Another advantage of quantum annealing is that it guarantees the consistency of the solution as part of my choice of qubit link weights. This means that a quantum computer solution is likely to be more reliable than a solution derived from classical code.
Reasoning on quantum programming
The hardest thing in programming a D-Wave machine is that it requires a different way of thinking about tasks. I, for example, got used to minimization problems, when the curve coincides with the data. But I found it very difficult to change the way of thinking about the physical problem so as to start writing code to solve it.
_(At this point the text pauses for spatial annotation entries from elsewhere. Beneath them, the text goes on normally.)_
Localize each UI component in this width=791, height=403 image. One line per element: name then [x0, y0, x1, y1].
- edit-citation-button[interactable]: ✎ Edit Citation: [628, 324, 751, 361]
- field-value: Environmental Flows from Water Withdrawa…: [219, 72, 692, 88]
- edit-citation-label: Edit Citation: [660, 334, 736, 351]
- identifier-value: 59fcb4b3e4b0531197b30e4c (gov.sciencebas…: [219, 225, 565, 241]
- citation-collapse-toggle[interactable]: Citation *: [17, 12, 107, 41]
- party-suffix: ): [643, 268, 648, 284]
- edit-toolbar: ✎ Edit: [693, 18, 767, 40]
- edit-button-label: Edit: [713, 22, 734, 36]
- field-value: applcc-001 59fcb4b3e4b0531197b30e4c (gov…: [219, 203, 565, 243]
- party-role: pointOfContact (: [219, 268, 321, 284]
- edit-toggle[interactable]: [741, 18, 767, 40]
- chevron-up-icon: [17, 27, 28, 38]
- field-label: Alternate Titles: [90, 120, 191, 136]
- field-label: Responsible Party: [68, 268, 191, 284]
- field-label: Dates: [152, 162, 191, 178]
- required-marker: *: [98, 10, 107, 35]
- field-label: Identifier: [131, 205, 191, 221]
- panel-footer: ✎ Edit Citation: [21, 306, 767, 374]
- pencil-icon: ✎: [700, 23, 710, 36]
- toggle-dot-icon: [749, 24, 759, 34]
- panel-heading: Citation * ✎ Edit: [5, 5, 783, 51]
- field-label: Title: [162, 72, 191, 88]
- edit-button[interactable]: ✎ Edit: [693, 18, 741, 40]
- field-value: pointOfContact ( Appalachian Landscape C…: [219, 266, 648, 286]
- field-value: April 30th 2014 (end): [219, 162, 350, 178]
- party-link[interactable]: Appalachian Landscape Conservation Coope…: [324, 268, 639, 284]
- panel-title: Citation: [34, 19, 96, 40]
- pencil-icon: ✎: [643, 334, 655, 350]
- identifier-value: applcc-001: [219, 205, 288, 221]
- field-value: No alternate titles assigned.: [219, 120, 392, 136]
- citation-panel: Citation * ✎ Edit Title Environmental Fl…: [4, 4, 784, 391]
It does not help that most of the examples given by the company seem to me abstract and not adaptable to physical problems. But this situation will change when more and more users start publishing their code.
Also, difficulties may arise with the interpretation of the answer. Basically, I liked the simplicity of the API, and it's great to get additional ideas for free. In the near future, I could use D-Wave to solve real-world problems.